The cyanobacterium Dolichospermum circinale (formerly Anabaena circinalis) is responsible for neurotoxic saxitoxin-producing blooms in Australia. Previous studies have reported distinct isolates of toxic D. circinale producing different saxitoxin analogues at varying amounts, but the mechanisms responsible remain poorly understood. To assess the characteristics that may be responsible for this variance, a morphological, molecular and chemical survey of 28 Anabaena isolates was conducted. Morphological characteristics, presence or absence of saxitoxin biosynthetic genes and toxin amount and profile were assessed.

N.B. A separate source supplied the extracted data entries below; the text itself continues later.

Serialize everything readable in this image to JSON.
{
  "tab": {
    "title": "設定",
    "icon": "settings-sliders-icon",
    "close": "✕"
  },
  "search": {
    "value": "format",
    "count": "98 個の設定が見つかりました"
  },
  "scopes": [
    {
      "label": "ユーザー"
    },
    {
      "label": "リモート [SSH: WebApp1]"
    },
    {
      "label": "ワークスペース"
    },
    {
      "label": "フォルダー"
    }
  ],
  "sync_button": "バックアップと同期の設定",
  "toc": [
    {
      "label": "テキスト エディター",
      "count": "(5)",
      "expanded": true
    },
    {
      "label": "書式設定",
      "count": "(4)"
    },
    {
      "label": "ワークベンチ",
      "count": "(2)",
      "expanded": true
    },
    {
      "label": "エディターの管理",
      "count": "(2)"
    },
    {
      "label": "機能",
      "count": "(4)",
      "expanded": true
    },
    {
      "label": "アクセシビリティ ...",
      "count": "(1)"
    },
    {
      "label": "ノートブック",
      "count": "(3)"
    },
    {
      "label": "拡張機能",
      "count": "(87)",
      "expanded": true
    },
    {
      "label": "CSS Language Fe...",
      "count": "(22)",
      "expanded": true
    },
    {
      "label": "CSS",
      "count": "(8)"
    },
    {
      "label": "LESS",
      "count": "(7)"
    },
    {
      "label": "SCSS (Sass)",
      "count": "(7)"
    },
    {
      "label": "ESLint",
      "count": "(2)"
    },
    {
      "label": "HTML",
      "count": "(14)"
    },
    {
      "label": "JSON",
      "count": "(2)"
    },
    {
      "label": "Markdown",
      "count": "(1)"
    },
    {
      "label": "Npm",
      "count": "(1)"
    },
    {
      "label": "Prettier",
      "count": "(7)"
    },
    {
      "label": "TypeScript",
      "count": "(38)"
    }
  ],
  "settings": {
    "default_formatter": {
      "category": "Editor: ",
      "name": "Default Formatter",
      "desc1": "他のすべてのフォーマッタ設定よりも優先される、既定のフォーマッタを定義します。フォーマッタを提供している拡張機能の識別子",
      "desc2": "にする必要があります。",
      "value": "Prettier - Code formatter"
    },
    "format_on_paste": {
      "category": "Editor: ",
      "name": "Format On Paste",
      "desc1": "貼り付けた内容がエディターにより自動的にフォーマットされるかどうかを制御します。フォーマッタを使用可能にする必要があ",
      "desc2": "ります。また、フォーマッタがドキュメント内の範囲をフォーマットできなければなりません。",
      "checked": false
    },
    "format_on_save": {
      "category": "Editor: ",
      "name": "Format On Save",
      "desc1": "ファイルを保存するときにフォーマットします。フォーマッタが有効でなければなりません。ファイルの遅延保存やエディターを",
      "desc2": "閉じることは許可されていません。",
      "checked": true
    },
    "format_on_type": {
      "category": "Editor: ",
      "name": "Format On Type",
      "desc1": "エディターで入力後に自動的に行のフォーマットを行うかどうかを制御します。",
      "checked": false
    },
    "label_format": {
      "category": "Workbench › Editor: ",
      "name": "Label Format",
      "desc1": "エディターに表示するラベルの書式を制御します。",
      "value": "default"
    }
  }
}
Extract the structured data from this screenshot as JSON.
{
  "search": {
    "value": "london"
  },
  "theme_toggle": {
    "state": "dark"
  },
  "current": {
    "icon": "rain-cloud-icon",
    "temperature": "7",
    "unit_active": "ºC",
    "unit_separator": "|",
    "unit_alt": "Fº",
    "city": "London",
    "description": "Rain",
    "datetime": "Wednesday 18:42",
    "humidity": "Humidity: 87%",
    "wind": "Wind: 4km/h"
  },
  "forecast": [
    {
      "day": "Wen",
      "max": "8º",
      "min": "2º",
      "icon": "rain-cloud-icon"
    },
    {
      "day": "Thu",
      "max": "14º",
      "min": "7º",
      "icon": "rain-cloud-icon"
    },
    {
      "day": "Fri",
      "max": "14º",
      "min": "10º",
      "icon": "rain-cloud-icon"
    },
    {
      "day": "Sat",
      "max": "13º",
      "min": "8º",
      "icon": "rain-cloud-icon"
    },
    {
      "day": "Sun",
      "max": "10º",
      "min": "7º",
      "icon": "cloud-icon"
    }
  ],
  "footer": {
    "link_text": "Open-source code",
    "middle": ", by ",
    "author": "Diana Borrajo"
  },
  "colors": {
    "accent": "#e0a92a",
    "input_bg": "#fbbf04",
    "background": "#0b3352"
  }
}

The 28 isolates were collected from 16 locations. A correlation between the size of the isolates and its reported toxicity or geographical location could not be found. Molecular screening for the presence of several sxt genes revealed eight out of the 28 strains harboured the sxt gene cluster and all tailoring genes except sxtX. Furthermore, the presence of PSTs was correlated with the presence of the sxt cluster using quantitative pre-column oxidation high performance liquid chromatography with fluorescence detection (HPLC-FLD) and LC-MS/MS. Interestingly, isolates differed in the amount and type of toxins produced, with the eight toxic strains containing the core and tailoring biosynthetic genes while non-toxic strains were devoid of these genes. Moreover, the presence of sxt tailoring genes in toxic strains correlated with the biosynthesis of analogues.
A greater understanding of toxin profile/quantity from distinct sites around Australia will aid the management of these at-risk areas and provide information on the molecular control or physiological characteristics responsible for toxin production.